According to the report's authors, the market shifted further towards the upper price segment: 64 percent of all listings in 2015 were priced above 3,000 euros per square metre. This applied mainly to the inner-city boroughs. In Spandau and Marzahn-Hellersdorf, prices were still noticeably lower.
Building permits on a record course
At the same time, authorities approved the construction of 22,365 apartments in 2015, 16.5 percent more than the year before. The strongest growth came from work on existing buildings (loft conversions, changes of use), up 56.1 percent with 4,430 additional apartments. 17,935 approved apartments will be new builds, a third of them condominiums. Most approvals went to Treptow-Koepenick, Mitte and Lichtenberg. The figure is approaching 1990s levels; the peak was 29,457 approvals in 1995.

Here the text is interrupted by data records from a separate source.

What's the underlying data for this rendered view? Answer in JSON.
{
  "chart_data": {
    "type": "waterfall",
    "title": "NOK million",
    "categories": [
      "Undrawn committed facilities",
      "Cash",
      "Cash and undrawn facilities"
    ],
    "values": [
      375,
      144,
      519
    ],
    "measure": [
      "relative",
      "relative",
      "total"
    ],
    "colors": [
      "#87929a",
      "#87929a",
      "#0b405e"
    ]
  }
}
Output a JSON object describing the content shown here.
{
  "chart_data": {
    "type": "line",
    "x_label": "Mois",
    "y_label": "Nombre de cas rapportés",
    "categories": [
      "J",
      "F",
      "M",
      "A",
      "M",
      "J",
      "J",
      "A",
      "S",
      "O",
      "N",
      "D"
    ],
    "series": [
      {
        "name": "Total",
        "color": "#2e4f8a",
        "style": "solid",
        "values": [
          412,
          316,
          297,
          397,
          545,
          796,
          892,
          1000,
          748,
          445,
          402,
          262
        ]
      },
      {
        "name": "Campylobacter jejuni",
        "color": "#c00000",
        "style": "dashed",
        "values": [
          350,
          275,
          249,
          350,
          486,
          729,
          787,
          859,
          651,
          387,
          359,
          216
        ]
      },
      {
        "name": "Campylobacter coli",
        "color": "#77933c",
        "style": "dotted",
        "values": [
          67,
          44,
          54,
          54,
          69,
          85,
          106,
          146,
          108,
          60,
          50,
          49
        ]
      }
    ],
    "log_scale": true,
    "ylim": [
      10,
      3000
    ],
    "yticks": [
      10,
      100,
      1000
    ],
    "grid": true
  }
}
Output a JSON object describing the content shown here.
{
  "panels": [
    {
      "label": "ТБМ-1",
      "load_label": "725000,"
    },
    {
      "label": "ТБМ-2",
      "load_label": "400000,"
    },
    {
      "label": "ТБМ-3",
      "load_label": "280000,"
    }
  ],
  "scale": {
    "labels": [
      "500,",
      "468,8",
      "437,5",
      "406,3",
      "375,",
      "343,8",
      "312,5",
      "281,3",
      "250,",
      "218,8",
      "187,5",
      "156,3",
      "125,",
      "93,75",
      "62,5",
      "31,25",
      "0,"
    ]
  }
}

What this means for owners and investors
The slight price correction at year end combined with high building permit numbers paints a nuanced picture. Berlin's apartment market remains active, but the phase where nearly every property automatically gained value may give way to one where location and quality matter more for investment success. The market development shows: differentiation is becoming more important.